Artemis: A Randomised Trial Of Bevacizumab With Neoadjuvant Chemotherapy (Nact) For Patients With Her2-Negative Early Breast Cancer-Primary Endpoint, Pathological Complete Response (Pcr).

1014 Background: Bevacizumab (bev) has been used with NACT in breast cancer trials. Geparquinto reported benefit for bev in triple negative (neg) patients (pts) (pCR 36.4% v 27.8% p=0.02), as did CALGB 40603 (pCR 52% v 44%, p=0.057), although the NSABP-B40 study showed benefit in ER-positive (pos) pts (pCR 23.3% v 15.2%, p=0.008). Methods: ARTemis is a randomised phase 3 trial adding bev to NACT (docetaxel (D)-FEC). Pts with HER2-neg invasive breast cancer were eligible. Stratification was by age, ER status (neg: weak pos: strong pos), tumour size (T2:T3/4), clinical involvement of axillary nodes and inflammatory/locally advanced disease.

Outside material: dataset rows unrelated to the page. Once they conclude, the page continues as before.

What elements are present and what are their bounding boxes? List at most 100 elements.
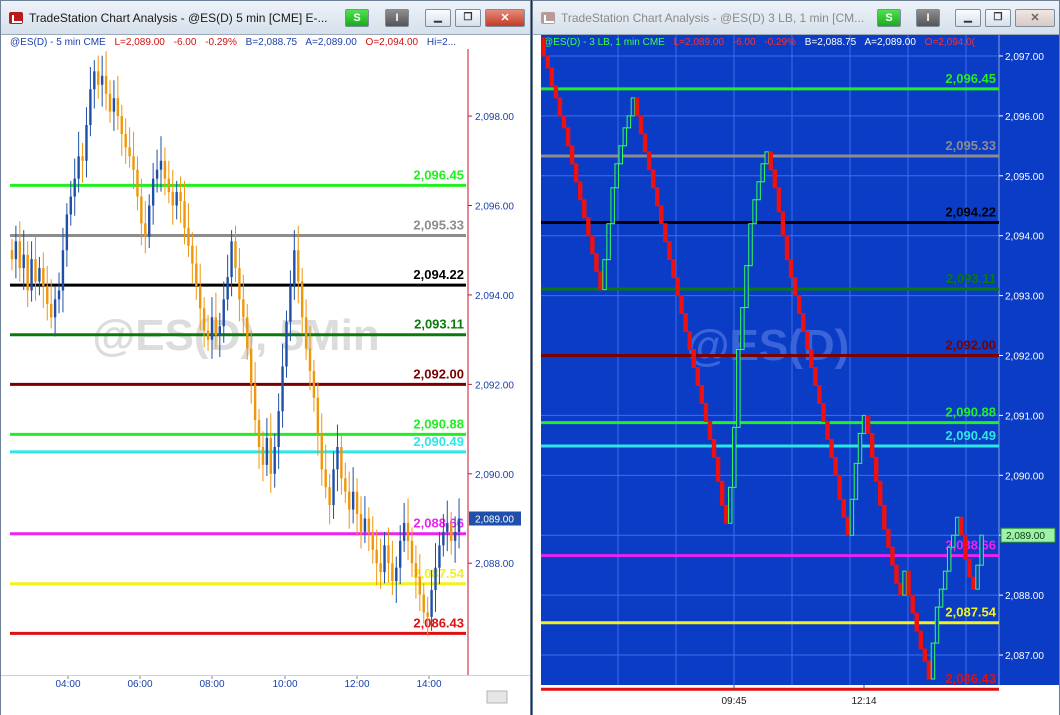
title-bar[interactable]: TradeStation Chart Analysis - @ES(D) 3 L… bbox=[533, 1, 1059, 35]
candle-body bbox=[116, 98, 120, 117]
time-label: 12:14 bbox=[851, 696, 876, 707]
line-break-brick-up bbox=[934, 606, 940, 644]
candle-body bbox=[65, 214, 69, 251]
candle-body bbox=[230, 241, 233, 278]
line-break-brick-down bbox=[719, 480, 725, 506]
level-label: 2,094.22 bbox=[413, 267, 464, 282]
close-button[interactable]: ✕ bbox=[1015, 9, 1055, 27]
line-break-brick-down bbox=[906, 570, 911, 596]
candle-body bbox=[108, 93, 112, 112]
info-change: -6.00 bbox=[733, 37, 756, 48]
strategy-button[interactable]: S bbox=[345, 9, 369, 27]
line-break-brick-down bbox=[715, 456, 721, 482]
price-tick-label: 2,096.00 bbox=[475, 202, 514, 213]
line-break-brick-down bbox=[805, 331, 810, 351]
candle-body bbox=[202, 308, 206, 331]
candle-body bbox=[281, 366, 284, 412]
line-break-brick-down bbox=[898, 582, 903, 596]
info-pct: -0.29% bbox=[205, 37, 237, 48]
line-break-brick-down bbox=[873, 456, 879, 482]
candle-body bbox=[85, 125, 88, 161]
candle-body bbox=[222, 299, 225, 327]
time-label: 06:00 bbox=[127, 679, 152, 690]
price-tick-label: 2,088.00 bbox=[1005, 591, 1044, 602]
line-break-brick-down bbox=[642, 133, 648, 153]
candle-body bbox=[199, 285, 202, 309]
candle-body bbox=[218, 326, 222, 336]
price-tick-label: 2,090.00 bbox=[1005, 471, 1044, 482]
chart-window-linebreak[interactable]: TradeStation Chart Analysis - @ES(D) 3 L… bbox=[532, 0, 1060, 715]
level-label: 2,090.49 bbox=[945, 428, 996, 443]
line-break-brick-up bbox=[610, 187, 615, 225]
candle-body bbox=[140, 196, 143, 224]
candle-body bbox=[30, 259, 33, 291]
line-break-brick-up bbox=[853, 462, 859, 500]
line-break-brick-down bbox=[549, 67, 555, 87]
candle-body bbox=[410, 540, 414, 564]
level-label: 2,092.00 bbox=[413, 366, 464, 381]
line-break-brick-up bbox=[946, 546, 952, 572]
candle-body bbox=[167, 178, 171, 193]
line-break-brick-down bbox=[561, 115, 567, 129]
candle-body bbox=[151, 178, 155, 206]
minimize-button[interactable]: ▁ bbox=[425, 9, 451, 27]
line-break-brick-down bbox=[683, 313, 688, 333]
restore-icon: ❐ bbox=[993, 12, 1003, 23]
candle-body bbox=[324, 469, 327, 488]
candle-body bbox=[399, 540, 402, 568]
candle-body bbox=[257, 420, 261, 447]
price-tick-label: 2,090.00 bbox=[475, 470, 514, 481]
candle-body bbox=[175, 192, 178, 206]
restore-button[interactable]: ❐ bbox=[985, 9, 1011, 27]
price-tick-label: 2,093.00 bbox=[1005, 292, 1044, 303]
candle-body bbox=[97, 71, 100, 85]
line-break-brick-down bbox=[776, 187, 782, 213]
line-break-brick-up bbox=[744, 265, 749, 309]
line-break-brick-down bbox=[768, 151, 774, 171]
candle-body bbox=[383, 545, 386, 573]
candle-body bbox=[73, 178, 76, 197]
line-break-brick-down bbox=[545, 55, 551, 69]
scroll-handle[interactable] bbox=[486, 690, 508, 704]
indicator-button[interactable]: I bbox=[385, 9, 409, 27]
candle-body bbox=[187, 227, 190, 246]
restore-button[interactable]: ❐ bbox=[455, 9, 481, 27]
candle-body bbox=[446, 522, 449, 532]
minimize-button[interactable]: ▁ bbox=[955, 9, 981, 27]
line-break-brick-down bbox=[869, 432, 875, 458]
info-change: -6.00 bbox=[174, 37, 197, 48]
info-symbol: @ES(D) - 5 min CME bbox=[10, 37, 106, 48]
line-break-brick-up bbox=[975, 564, 980, 590]
price-tick-label: 2,087.00 bbox=[1005, 651, 1044, 662]
line-break-brick-down bbox=[845, 516, 851, 536]
time-label: 09:45 bbox=[721, 696, 746, 707]
price-chart-5min[interactable]: @ES(D) - 5 min CME L=2,089.00 -6.00 -0.2… bbox=[1, 35, 530, 715]
info-pct: -0.29% bbox=[764, 37, 796, 48]
time-axis-divider bbox=[1, 675, 530, 676]
close-button[interactable]: ✕ bbox=[485, 9, 525, 27]
candle-body bbox=[104, 75, 108, 94]
strategy-button[interactable]: S bbox=[877, 9, 901, 27]
line-break-brick-up bbox=[626, 115, 632, 129]
line-break-brick-up bbox=[736, 349, 741, 428]
price-chart-linebreak[interactable]: @ES(D) - 3 LB, 1 min CME L=2,089.00 -6.0… bbox=[533, 35, 1059, 715]
line-break-brick-down bbox=[598, 271, 603, 291]
level-label: 2,086.43 bbox=[945, 671, 996, 686]
level-label: 2,090.88 bbox=[945, 405, 996, 420]
line-break-brick-down bbox=[671, 259, 676, 279]
price-axis[interactable] bbox=[469, 35, 530, 715]
candle-body bbox=[159, 160, 163, 170]
line-break-brick-down bbox=[825, 420, 830, 440]
candle-body bbox=[406, 522, 410, 541]
chart-window-5min[interactable]: TradeStation Chart Analysis - @ES(D) 5 m… bbox=[0, 0, 531, 715]
candle-body bbox=[332, 469, 335, 506]
candle-body bbox=[285, 321, 288, 367]
line-break-brick-down bbox=[691, 349, 696, 368]
candle-body bbox=[367, 518, 371, 532]
indicator-button[interactable]: I bbox=[916, 9, 940, 27]
level-label: 2,093.11 bbox=[946, 271, 996, 286]
candle-body bbox=[81, 156, 84, 161]
title-bar[interactable]: TradeStation Chart Analysis - @ES(D) 5 m… bbox=[1, 1, 530, 35]
candle-body bbox=[363, 518, 367, 532]
line-break-brick-up bbox=[614, 163, 619, 189]
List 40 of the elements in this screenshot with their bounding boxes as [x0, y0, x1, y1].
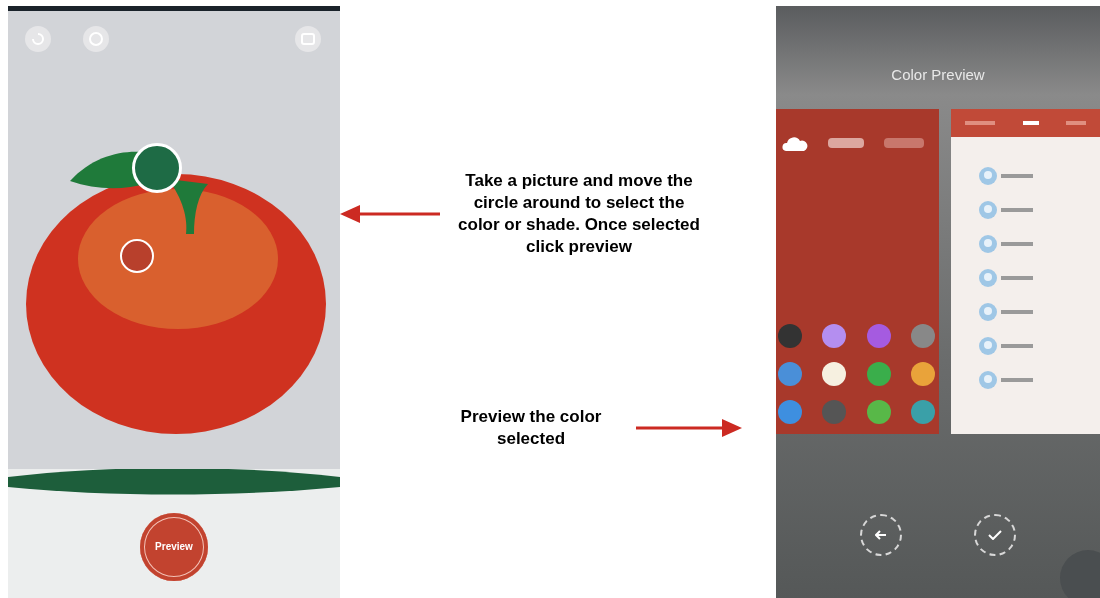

Pts were randomised (1:1) to bev+D-FEC or D-FEC. The primary endpoint was pCR, defined as no residual invasive cancer in the breast or axillary lymph nodes after NACT. 800 pts were required to detect 10% differences in pCR rates, at the 5% (2-sided) level of significance with 85% power. Results: 800 pts were randomised from 66 UK centres (May’09 to Jan’13). 68% were <50 years old, 19% had inflammatory and/or locally advanced disease, 79% of tumours <50mm, 52% clinical node pos and 33% ER-neg. A 2-reader independent review of pathology reports was carried out. Significantly more pts on bev+D-FEC had a pCR (22% (18-27%) vs 17% (13-21%) with D-FEC; p=0.03 [adjusted for stratification factors]). pCR rates differed significantly across ER groups (neg 38%, weak pos 39%, strong pos 7%; p<0.0001). Treatment effect of bev remained significant after adjustment for ER (p=0.03). Conclusions: ARTemis showed a significant improvement in pCR with the addition of bev to D-FEC. ER-neg and ER-weak pos / HER2-neg breast cancer pts appeared to benefit most from bev, whilst pCR rates in ER-strong pos pts were lower and did not appear to show improvement from the addition of bev. Our results are similar to those reported in Geparquinto and CALGB 40603. Clinical trial information: 68502941. Factor D-FEC pCR (95% CI) bev+D-FEC pCR (95% CI) p* ER-neg (Allred 0-2) (n=253) 32% (24-41) 44% (36-54) 0.03 ER-weak pos (Allred 3-5) (n=67) 26% (13-44) 52% (34-69) ER-strong pos (Allred 6-8) (n=461) 7% (4-11) 6% (3-10) * p-value across treatment groups, after adjusting for ER.